The disconnect between production inspired by individual actors and infrastructure that needs collective action to be approved and built is nothing new. In the late 18th and early 19th centuries, settlers streamed across the Appalachian Mountains to farm the fertile Ohio River Valley, long before financiers and government officials arranged for the construction of roads and canals that would carry the grain efficiently and economically to New York City and other markets. In the late 1850s and 1860s, oil pioneers started drilling and producing oil in rural Pennsylvania before railroads and pipelines had been built. More recently, entrepreneurs and companies have rushed to build huge wind farms in Texas and the Plains—often far in advance of the construction of transmission lines to carry that power to market. The reality is that mapping out a big interstate infrastructure project takes a degree of planning and coordination between governments and multiple states that isn’t necessary when you’re just, say, drilling for oil or setting up wind turbines but becomes a requirement once those activities reach a critical mass. The challenge is aggravated by the sheer scale of America, as well as by the fact that the federal government doesn’t simply control and manage economic development issues as they come up.
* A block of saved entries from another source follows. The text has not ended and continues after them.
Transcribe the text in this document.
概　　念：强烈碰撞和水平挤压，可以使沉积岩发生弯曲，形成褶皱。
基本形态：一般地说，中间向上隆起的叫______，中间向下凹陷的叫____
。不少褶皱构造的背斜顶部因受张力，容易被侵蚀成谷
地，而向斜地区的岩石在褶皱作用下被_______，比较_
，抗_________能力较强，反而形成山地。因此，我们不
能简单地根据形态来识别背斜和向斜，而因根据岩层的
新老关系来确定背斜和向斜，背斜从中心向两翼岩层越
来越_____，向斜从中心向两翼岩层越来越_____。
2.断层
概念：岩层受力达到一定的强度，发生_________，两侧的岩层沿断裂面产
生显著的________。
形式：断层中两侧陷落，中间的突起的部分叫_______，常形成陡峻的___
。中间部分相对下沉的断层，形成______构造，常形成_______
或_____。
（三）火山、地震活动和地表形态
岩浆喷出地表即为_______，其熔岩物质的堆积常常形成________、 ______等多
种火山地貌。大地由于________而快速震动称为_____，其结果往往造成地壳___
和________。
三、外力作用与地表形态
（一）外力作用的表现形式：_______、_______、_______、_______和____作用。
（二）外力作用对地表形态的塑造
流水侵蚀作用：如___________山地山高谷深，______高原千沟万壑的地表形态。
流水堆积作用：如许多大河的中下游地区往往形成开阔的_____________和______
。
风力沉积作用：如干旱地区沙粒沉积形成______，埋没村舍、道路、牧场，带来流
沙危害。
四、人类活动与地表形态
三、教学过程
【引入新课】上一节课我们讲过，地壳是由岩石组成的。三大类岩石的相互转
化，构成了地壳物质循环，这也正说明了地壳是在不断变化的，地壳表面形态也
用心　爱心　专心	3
Add it all up, and standoffs like the one we’re seeing in North Dakota are inevitable. The time to build and plan a pipeline to carry Bakken oil was 10 years ago. And the construction of the pipeline then might have helped avert much of the damage wrought by the burning off of gas and especially the oil train disaster. But North Dakota alone lacked the capacity or interest to lay pipe all the way to Illinois. Oil drillers each have a keen incentive to see a pipeline come into existence but don’t have much incentive or ability to act collectively. The federal government, for all the Western complaints about Washington’s tyranny, treads lightly. So infrastructure, once again, rolls out in a herky-jerky, nonoptimal fashion. In American business, history always rhymes.